In some embodiments, the cassette 100 may include a number of sensors (not shown) that sense information related to the device. In an exemplary embodiment, the cassette 100 includes a skin sensor that senses whether the device is properly placed against the patient's skin. In some embodiments, if the skin sensor does not indicate that the device is properly placed, the cassette 100 may not activate the needle assembly or deliver the drug. Other examples of optional sensors include, but are not limited to, drug level sensors, pressure sensors, accelerometers, force/thrust sensors, position sensors for elements of the drive system, cartridge, housing, and/or needle assembly, pH sensors, or any combination thereof. Temperature sensors may be provided to sense ambient temperature, drug temperature, or the temperature of another component, and may be embodied, for example, but not limited to, a thermistor (e.g., a negative temperature coefficient (NTC) thermistor or a resistance temperature detector (RTD)), a thermocouple, or a semiconductor-based temperature sensor.

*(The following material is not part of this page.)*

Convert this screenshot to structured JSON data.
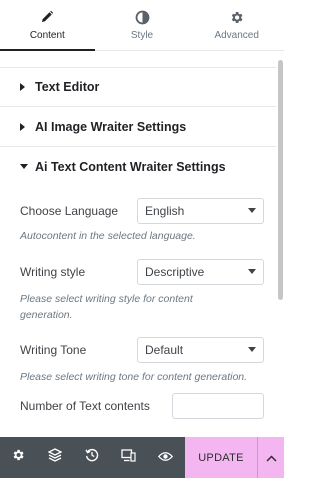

In some embodiments, the cassettes disclosed herein do not include a stopper drive system 120, 220. Instead, the drive system of the housing of the reusable portion is configured to engage the stopper.

Some or all of the components of the drug delivery devices disclosed herein, such as devices 11, 12, 13, 100, and 200, may be constructed from polymers or disposable materials. For example, some or all of the components of drug delivery devices 11, 12, 13, and/or cassettes 100 and 200 may be constructed from cyclic olefin polymers. Additionally, some or all of the components of cassette 100 may be manufactured by additive manufacturing, extrusion, reduction machining, casting, molding, or any other suitable manufacturing process. In some embodiments, the housing, cartridge, fluid housing, orientation mechanism, drive system, and/or needle assembly may be constructed partially or entirely from polymers. Manufacturing certain components from polymers may improve manufacturing tolerances compared to other materials, such as glass, and may also reduce the impact of waste of such devices or components.

The terms "first," "second," "third," etc., whether used herein or in the claims, are provided to distinguish between similar elements and do not necessarily describe an order or chronological sequence. It is to be understood that the terms so used are interchangeable under appropriate circumstances (unless expressly disclosed otherwise) and that the disclosed embodiments described herein are capable of operating in other orders and/or configurations than those described or illustrated herein.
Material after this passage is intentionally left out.